For a moment I felt was she was angry because one of them called me brother! No it can't be. It's just my imagination!

   One day when I was working with Chaewon, she asked me, If I know about Hyunjin and EunSeo! I asked what it is?

"You know, rumors are going Hyunjin and Seoyoon are dating!" She smiled.

   And for a moment I felt as heavy burden fall over my heart.

   Why are her rumours with Hyunjin. Aren't they just friends. Then I remembered same goes for me and Chaewon. But I am trying my hard to be by her side. I'm there too! What if I can't join them on weekends! I felt my heart burning more and more.

I left from there telling her I have my work. I went to terrace and sat there quite.

  I don't know what happened to me. But I don't want mine name with other not her with any other than me. I know Hyunjin and EunSeo are just freinds. But the rumors don't.

   And I want everyone to know I love her. But I'm scared of breaking the bond I have with her. Breaking that least connection I have with her.
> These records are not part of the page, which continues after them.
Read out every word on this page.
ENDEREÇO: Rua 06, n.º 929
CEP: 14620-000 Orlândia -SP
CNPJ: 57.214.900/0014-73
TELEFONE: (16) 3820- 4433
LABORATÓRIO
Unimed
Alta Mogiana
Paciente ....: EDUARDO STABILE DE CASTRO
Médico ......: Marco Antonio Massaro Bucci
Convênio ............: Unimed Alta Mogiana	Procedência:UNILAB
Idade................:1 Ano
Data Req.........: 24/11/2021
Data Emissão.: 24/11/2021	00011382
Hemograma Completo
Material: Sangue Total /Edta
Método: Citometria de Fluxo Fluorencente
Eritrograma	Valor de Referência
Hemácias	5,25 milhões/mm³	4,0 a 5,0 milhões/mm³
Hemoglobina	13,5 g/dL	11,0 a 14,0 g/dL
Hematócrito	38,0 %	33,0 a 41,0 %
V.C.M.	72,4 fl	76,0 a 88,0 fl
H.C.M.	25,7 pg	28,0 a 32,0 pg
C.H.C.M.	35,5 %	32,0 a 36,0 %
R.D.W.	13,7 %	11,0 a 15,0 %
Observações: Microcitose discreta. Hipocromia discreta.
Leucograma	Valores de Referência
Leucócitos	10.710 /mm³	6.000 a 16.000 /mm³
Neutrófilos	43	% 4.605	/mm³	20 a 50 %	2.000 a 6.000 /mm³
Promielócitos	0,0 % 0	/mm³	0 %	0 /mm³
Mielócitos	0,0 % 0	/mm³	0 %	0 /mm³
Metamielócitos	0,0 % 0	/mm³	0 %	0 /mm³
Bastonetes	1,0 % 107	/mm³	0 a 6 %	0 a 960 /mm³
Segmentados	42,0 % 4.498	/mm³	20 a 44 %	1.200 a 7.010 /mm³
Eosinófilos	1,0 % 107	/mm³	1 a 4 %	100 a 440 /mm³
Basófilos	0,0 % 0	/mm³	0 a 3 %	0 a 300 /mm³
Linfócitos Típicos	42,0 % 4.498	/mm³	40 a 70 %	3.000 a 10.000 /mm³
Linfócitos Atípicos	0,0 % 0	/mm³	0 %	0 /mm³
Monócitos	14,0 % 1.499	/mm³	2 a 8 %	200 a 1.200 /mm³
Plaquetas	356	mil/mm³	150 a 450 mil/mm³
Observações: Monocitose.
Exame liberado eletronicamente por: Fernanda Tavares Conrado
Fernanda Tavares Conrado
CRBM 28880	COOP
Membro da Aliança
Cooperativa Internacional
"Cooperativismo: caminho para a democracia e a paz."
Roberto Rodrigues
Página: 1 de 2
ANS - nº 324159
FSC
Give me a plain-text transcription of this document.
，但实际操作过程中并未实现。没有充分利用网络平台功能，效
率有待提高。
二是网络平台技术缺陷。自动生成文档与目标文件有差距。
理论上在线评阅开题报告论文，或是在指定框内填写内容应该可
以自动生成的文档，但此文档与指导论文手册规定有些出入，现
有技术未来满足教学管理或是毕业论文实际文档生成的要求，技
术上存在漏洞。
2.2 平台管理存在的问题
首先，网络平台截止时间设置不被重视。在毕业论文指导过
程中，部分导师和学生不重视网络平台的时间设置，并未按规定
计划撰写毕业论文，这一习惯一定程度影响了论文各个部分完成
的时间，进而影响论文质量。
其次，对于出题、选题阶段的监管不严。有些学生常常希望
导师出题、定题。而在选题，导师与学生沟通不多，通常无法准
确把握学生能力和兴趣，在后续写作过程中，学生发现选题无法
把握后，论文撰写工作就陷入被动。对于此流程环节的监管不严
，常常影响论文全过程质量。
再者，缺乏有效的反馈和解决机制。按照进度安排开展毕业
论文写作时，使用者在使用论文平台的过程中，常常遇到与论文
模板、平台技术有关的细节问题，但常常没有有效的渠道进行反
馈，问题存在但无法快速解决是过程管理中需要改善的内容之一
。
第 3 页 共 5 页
   I want to know first what she thinks of me. I need to know what she feels for me.

   But I can't let the rumors run around. For what I can do is to change the rumors.

   I'm spending my time with her. And I will be spending a lot of my time with her from now on.

   And the day since, I skipped my various activities just to be by her side. One time, I restricted myself to sit beside her. And I now, made it my habit. And eventually a sit beside her was named as mine.

   It was starting of May, When Chan Hyung was sitting with me on terrace. It's our favourite spot. And I was there crying over thing that there was no rumor going on between me and Seoyoon.

Not crying literally! But I'm trying my hard!!

"I'm thinking about having a special program this year!" Chan Hyung said.

  I looked at him with confusion. Taking my time to recover my lover heart.